Goldman Sachs Economist Predicts AI Will Displace 15 Million Jobs

AI is coming to millions of American jobs, but that doesn’t mean the job will disappear forever. Joseph Briggs, who heads Goldman Sachs Research’s global economics team, said on a recent episode of the bank’s “Exchanges” podcast that he expects about 9% of the U.S. workforce to be displaced as AI is adopted across the

AI is coming to millions of American jobs, but that doesn’t mean the job will disappear forever.

Joseph Briggs, who heads Goldman Sachs Research’s global economics team, said on a recent episode of the bank’s “Exchanges” podcast that he expects about 9% of the U.S. workforce to be displaced as AI is adopted across the economy.

“9% of workers displaced by AI would be equivalent to 15 million workers,” Briggs said, comparing the scale of the change to the technology-driven upheaval of the late 1990s and early 2000s. Those workers, he said, would have to leave their current positions and find new jobs.

The effects are already visible

In sectors where AI tools are used (such as technology, management consulting and graphic design), Briggs estimates that the technology is eliminating between 10,000 and 15,000 jobs due to monthly employment growth. However, Briggs rejected the idea proposed by many tech leaders that jobs will be permanently displaced, arguing that it focuses on jobs destroyed and ignores those created.

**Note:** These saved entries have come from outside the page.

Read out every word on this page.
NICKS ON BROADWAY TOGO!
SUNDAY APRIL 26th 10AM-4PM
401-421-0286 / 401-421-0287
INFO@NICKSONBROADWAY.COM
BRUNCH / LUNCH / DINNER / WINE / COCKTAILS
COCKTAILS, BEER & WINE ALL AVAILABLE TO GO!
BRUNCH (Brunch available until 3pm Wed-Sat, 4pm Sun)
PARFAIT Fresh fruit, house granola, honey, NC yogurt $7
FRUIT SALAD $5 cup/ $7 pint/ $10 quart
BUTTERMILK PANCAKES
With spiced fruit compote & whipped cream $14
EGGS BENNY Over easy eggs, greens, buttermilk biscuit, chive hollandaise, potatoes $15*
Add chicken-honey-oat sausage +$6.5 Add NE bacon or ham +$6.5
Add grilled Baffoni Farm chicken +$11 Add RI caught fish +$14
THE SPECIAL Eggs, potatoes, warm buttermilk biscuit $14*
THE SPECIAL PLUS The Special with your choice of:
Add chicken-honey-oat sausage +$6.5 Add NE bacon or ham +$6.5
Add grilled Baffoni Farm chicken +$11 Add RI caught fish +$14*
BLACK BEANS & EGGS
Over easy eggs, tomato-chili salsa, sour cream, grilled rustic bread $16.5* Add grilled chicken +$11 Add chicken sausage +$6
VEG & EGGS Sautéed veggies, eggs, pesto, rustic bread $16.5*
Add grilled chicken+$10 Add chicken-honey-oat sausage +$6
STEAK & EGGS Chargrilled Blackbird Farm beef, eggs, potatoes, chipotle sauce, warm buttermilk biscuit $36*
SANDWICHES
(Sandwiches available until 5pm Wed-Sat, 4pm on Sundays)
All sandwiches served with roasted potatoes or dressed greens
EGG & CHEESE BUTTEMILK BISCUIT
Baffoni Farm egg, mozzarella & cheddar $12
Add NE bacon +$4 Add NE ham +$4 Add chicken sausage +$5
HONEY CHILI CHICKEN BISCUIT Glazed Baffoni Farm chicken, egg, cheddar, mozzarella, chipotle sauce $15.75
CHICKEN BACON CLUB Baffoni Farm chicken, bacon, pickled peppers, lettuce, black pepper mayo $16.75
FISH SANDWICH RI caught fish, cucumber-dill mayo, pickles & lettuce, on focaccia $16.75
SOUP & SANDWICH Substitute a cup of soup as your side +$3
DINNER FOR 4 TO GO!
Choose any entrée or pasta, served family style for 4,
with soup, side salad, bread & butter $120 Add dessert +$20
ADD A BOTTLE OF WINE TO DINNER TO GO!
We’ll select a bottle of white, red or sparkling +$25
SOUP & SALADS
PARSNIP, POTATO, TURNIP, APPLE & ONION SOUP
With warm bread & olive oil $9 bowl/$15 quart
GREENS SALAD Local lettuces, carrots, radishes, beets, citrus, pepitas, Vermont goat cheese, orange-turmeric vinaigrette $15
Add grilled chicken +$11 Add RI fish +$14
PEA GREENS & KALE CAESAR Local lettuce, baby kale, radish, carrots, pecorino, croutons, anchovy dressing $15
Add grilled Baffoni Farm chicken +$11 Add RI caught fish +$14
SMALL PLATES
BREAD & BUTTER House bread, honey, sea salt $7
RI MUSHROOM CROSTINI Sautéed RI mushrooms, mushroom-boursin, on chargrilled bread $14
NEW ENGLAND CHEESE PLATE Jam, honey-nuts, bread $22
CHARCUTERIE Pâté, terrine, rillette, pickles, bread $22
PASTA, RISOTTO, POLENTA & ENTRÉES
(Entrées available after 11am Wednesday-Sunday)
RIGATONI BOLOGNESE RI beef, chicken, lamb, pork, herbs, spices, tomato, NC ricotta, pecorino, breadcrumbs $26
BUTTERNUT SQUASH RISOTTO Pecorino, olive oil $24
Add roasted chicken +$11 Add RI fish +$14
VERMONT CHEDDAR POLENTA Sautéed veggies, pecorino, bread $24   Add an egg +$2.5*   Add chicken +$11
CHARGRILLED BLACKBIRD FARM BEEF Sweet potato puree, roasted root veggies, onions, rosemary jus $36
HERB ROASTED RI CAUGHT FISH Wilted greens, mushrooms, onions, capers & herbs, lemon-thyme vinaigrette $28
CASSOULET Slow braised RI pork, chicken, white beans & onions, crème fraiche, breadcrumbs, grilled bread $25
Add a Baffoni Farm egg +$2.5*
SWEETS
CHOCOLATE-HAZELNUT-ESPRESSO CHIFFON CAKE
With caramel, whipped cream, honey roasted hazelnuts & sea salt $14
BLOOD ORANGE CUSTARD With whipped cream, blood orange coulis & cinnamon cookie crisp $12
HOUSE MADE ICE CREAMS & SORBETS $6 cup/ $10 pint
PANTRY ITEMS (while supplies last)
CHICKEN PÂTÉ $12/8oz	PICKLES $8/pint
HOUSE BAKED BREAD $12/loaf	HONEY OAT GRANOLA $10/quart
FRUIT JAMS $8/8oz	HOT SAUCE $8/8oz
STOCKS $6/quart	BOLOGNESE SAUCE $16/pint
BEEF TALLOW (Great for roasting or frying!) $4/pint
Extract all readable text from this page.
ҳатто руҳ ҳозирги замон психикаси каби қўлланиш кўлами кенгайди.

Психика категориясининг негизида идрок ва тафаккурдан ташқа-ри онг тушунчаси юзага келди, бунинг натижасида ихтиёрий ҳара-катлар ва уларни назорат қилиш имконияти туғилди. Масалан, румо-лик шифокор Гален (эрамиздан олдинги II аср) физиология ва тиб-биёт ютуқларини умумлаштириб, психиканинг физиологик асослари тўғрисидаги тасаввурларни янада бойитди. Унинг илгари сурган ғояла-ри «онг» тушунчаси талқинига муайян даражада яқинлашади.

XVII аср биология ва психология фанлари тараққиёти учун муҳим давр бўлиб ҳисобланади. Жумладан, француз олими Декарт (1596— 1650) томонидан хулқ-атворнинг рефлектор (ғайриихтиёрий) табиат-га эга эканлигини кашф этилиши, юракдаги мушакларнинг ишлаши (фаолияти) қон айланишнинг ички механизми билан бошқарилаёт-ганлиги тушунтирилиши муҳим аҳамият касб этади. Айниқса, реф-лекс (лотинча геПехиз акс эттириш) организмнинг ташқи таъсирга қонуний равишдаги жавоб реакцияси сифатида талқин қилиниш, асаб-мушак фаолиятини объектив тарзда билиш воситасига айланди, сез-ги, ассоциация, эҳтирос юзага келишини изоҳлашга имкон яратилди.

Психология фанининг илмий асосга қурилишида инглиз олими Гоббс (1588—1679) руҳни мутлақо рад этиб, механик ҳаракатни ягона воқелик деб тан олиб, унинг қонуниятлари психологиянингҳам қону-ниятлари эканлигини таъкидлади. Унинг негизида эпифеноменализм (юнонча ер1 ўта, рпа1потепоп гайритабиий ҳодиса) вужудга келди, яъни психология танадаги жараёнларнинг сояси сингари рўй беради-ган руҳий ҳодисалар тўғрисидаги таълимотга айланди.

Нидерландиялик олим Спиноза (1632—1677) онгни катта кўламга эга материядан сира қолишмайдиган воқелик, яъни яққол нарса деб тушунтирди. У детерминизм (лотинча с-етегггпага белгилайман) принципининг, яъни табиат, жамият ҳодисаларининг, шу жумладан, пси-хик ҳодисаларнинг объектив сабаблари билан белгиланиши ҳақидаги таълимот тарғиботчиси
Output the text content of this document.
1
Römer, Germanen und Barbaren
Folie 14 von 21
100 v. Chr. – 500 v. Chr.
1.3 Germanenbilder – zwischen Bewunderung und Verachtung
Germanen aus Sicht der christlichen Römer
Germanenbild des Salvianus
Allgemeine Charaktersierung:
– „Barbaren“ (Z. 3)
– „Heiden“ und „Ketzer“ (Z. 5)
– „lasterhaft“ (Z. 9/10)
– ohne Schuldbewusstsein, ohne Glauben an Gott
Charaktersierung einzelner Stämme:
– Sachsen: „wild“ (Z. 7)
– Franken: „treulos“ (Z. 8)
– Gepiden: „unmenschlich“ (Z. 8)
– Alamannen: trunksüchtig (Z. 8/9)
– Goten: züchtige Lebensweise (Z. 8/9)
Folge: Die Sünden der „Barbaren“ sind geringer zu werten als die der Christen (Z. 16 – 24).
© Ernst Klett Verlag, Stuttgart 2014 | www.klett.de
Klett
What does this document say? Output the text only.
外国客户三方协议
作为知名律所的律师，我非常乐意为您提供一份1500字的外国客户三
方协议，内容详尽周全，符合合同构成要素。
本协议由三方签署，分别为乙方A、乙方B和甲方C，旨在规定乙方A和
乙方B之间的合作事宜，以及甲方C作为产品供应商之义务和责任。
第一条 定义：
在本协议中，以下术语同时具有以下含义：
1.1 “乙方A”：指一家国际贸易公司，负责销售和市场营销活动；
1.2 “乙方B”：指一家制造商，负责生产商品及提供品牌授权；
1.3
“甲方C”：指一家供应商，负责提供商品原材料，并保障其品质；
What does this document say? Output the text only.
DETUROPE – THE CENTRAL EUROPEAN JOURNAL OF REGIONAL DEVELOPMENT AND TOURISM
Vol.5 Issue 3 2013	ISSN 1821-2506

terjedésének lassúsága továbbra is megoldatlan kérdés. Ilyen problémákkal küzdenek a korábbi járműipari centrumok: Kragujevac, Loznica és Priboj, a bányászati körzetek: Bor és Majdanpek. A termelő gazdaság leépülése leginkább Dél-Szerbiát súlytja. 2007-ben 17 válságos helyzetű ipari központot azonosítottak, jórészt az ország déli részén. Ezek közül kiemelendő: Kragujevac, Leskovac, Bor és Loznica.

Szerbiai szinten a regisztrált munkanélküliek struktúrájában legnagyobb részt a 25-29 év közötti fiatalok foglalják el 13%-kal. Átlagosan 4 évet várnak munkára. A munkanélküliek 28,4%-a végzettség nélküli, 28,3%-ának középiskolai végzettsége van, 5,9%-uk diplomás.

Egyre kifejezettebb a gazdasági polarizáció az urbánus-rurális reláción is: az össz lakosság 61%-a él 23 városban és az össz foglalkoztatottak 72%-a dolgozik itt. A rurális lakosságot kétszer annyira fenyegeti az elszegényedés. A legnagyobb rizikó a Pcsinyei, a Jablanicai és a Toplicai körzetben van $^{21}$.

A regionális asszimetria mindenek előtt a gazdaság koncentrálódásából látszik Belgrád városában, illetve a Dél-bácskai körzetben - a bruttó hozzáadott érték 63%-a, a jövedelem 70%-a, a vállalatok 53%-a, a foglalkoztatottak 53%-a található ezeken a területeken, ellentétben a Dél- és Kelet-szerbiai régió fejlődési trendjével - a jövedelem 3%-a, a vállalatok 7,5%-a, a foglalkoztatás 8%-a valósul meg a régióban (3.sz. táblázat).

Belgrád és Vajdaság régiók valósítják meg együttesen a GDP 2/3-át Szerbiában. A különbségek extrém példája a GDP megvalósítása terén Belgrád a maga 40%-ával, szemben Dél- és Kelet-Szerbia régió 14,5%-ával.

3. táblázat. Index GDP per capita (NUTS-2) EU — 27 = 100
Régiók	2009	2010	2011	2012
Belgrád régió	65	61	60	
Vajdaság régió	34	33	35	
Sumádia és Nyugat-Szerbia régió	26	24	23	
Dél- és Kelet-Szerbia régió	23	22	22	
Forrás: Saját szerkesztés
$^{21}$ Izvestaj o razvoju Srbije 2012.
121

History is on their side, he said: “If we look back over the last 80 years, about 85% of job growth has been driven by the technological creation of new jobs.”

The job market is also constantly changing, with approximately 30 million jobs created and 29 million destroyed each year, he told podcast host Alison Nathan. In that context, even a 5% increase in the pace of job creation would be enough to reabsorb all those displaced by AI.

Not everyone expects a major disruption

MIT’s Neil Thompson, who also appeared on the podcast, argued that change will be slower than AI’s rapidly improving capabilities suggest. Capability is just the first step, he said: An AI system also needs access to the right information, complicated in fields like medicine, where privacy rules get in the way, and it has to be cheap enough to be worth running. Those hurdles mean adoption may lag far behind what AI can technically do.

Most jobs can be partially automated rather than eliminated, Thompson said, and the outcome depends on what tasks the machines take on. When GPS automated taxi drivers’ expert knowledge of city routes, wages fell, but the number of drivers soared.

AI, in its formulation, is a “rising tide” that workers can see coming and adapt to, not a “wave that sweeps them away.”

A cooling labor market

Meanwhile, hiring is slowing. The June jobs report, released Thursday, showed the U.S. economy added just 57,000 jobs, about half of what economists expected. April and May were also revised down by a combined total of 74,000. The unemployment rate fell to 4.2%, although largely because workers left the labor force.

It remains to be seen whether those numbers are the rising tide or the first wave to crash.